Жизнь давно сожжена и рассказана,
                        Только первая снится любовь,
                        Как бесценный ларец перевязана,
                        Накрест лентою алой, как кровь.
                              А. Блок

Что касается первого эпиграфа, то вспомните мелодию и ударение на слове «случилось» и щемящую пронзительную интонацию... Это ведь не просто так случилось... Это судьба, рок. Вот, случилось, и ничего не поделаешь.

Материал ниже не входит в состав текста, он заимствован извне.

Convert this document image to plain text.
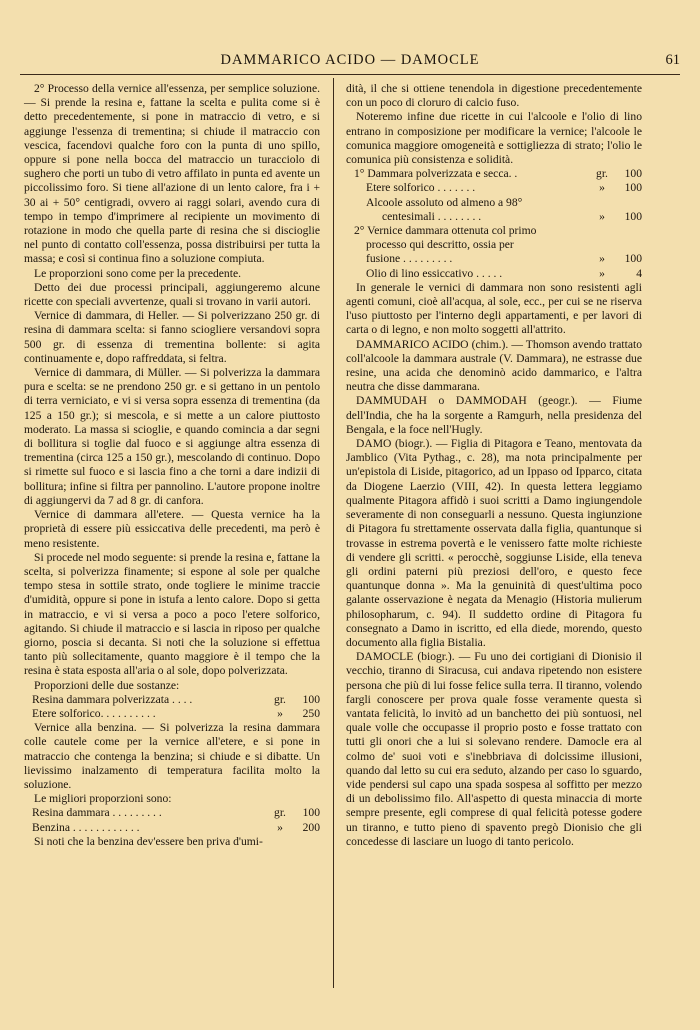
DAMMARICO ACIDO — DAMOCLE	61

2° Processo della vernice all'essenza, per semplice soluzione. — Si prende la resina e, fattane la scelta e pulita come si è detto precedentemente, si pone in matraccio di vetro, e si aggiunge l'essenza di trementina; si chiude il matraccio con vescica, facendovi qualche foro con la punta di uno spillo, oppure si pone nella bocca del matraccio un turacciolo di sughero che porti un tubo di vetro affilato in punta ed avente un piccolissimo foro. Si tiene all'azione di un lento calore, fra i + 30 ai + 50° centigradi, ovvero ai raggi solari, avendo cura di tempo in tempo d'imprimere al recipiente un movimento di rotazione in modo che quella parte di resina che si discioglie nel punto di contatto coll'essenza, possa distribuirsi per tutta la massa; e così si continua fino a soluzione compiuta.

Le proporzioni sono come per la precedente.

Detto dei due processi principali, aggiungeremo alcune ricette con speciali avvertenze, quali si trovano in varii autori.

Vernice di dammara, di Heller. — Si polverizzano 250 gr. di resina di dammara scelta: si fanno sciogliere versandovi sopra 500 gr. di essenza di trementina bollente: si agita continuamente e, dopo raffreddata, si feltra.

Vernice di dammara, di Müller. — Si polverizza la dammara pura e scelta: se ne prendono 250 gr. e si gettano in un pentolo di terra verniciato, e vi si versa sopra essenza di trementina (da 125 a 150 gr.); si mescola, e si mette a un calore piuttosto moderato. La massa si scioglie, e quando comincia a dar segni di bollitura si toglie dal fuoco e si aggiunge altra essenza di trementina (circa 125 a 150 gr.), mescolando di continuo. Dopo si rimette sul fuoco e si lascia fino a che torni a dare indizii di bollitura; infine si filtra per pannolino. L'autore propone inoltre di aggiungervi da 7 ad 8 gr. di canfora.

Vernice di dammara all'etere. — Questa vernice ha la proprietà di essere più essiccativa delle precedenti, ma però è meno resistente.

Si procede nel modo seguente: si prende la resina e, fattane la scelta, si polverizza finamente; si espone al sole per qualche tempo stesa in sottile strato, onde togliere le minime traccie d'umidità, oppure si pone in istufa a lento calore. Dopo si getta in matraccio, e vi si versa a poco a poco l'etere solforico, agitando. Si chiude il matraccio e si lascia in riposo per qualche giorno, poscia si decanta. Si noti che la soluzione si effettua tanto più sollecitamente, quanto maggiore è il tempo che la resina è stata esposta all'aria o al sole, dopo polverizzata.

Proporzioni delle due sostanze:

Resina dammara polverizzata . . . .	gr.	100
Etere solforico. . . . . . . . . .	»	250

Vernice alla benzina. — Si polverizza la resina dammara colle cautele come per la vernice all'etere, e si pone in matraccio che contenga la benzina; si chiude e si dibatte. Un lievissimo inalzamento di temperatura facilita molto la soluzione.

Le migliori proporzioni sono:

Resina dammara . . . . . . . . .	gr.	100
Benzina . . . . . . . . . . . .	»	200

Si noti che la benzina dev'essere ben priva d'umi-

dità, il che si ottiene tenendola in digestione precedentemente con un poco di cloruro di calcio fuso.

Noteremo infine due ricette in cui l'alcoole e l'olio di lino entrano in composizione per modificare la vernice; l'alcoole le comunica maggiore omogeneità e sottigliezza di strato; l'olio le comunica più consistenza e solidità.

1° Dammara polverizzata e secca. .	gr.	100
Etere solforico . . . . . . .	»	100
Alcoole assoluto od almeno a 98°
centesimali . . . . . . . .	»	100
2° Vernice dammara ottenuta col primo
processo qui descritto, ossia per
fusione . . . . . . . . .	»	100
Olio di lino essiccativo . . . . .	»	4

In generale le vernici di dammara non sono resistenti agli agenti comuni, cioè all'acqua, al sole, ecc., per cui se ne riserva l'uso piuttosto per l'interno degli appartamenti, e per lavori di carta o di legno, e non molto soggetti all'attrito.

DAMMARICO ACIDO (chim.). — Thomson avendo trattato coll'alcoole la dammara australe (V. Dammara), ne estrasse due resine, una acida che denominò acido dammarico, e l'altra neutra che disse dammarana.

DAMMUDAH o DAMMODAH (geogr.). — Fiume dell'India, che ha la sorgente a Ramgurh, nella presidenza del Bengala, e la foce nell'Hugly.

DAMO (biogr.). — Figlia di Pitagora e Teano, mentovata da Jamblico (Vita Pythag., c. 28), ma nota principalmente per un'epistola di Liside, pitagorico, ad un Ippaso od Ipparco, citata da Diogene Laerzio (VIII, 42). In questa lettera leggiamo qualmente Pitagora affidò i suoi scritti a Damo ingiungendole severamente di non conseguarli a nessuno. Questa ingiunzione di Pitagora fu strettamente osservata dalla figlia, quantunque si trovasse in estrema povertà e le venissero fatte molte richieste di vendere gli scritti. « perocchè, soggiunse Liside, ella teneva gli ordini paterni più preziosi dell'oro, e questo fece quantunque donna ». Ma la genuinità di quest'ultima poco galante osservazione è negata da Menagio (Historia mulierum philosopharum, c. 94). Il suddetto ordine di Pitagora fu consegnato a Damo in iscritto, ed ella diede, morendo, questo documento alla figlia Bistalia.

DAMOCLE (biogr.). — Fu uno dei cortigiani di Dionisio il vecchio, tiranno di Siracusa, cui andava ripetendo non esistere persona che più di lui fosse felice sulla terra. Il tiranno, volendo fargli conoscere per prova quale fosse veramente questa sì vantata felicità, lo invitò ad un banchetto dei più sontuosi, nel quale volle che occupasse il proprio posto e fosse trattato con tutti gli onori che a lui si solevano rendere. Damocle era al colmo de' suoi voti e s'inebbriava di dolcissime illusioni, quando dal letto su cui era seduto, alzando per caso lo sguardo, vide pendersi sul capo una spada sospesa al soffitto per mezzo di un debolissimo filo. All'aspetto di questa minaccia di morte sempre presente, egli comprese di qual felicità potesse godere un tiranno, e tutto pieno di spavento pregò Dionisio che gli concedesse di lasciare un luogo di tanto pericolo.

Во втором эпиграфе моему рассказу не соответствует слово «первая», которая стоит перед словом «любовь». Первая любовь - это та, которая проходит и остается на всю жизнь, как светлое, романтическое воспоминание. А я хочу рассказать не про первую, а про единственную, главную, которая не проходит, она навсегда и в ней весь смысл жизни. Я хотела в четверостишье Блока втихаря слово «первая» заменить словом «вечная», но не решилась на такой подлог. А взяла я этот эпиграф, потому что он подходит мне по общему смыслу и по интонации. А про первую его строчку мы поговорим отдельно.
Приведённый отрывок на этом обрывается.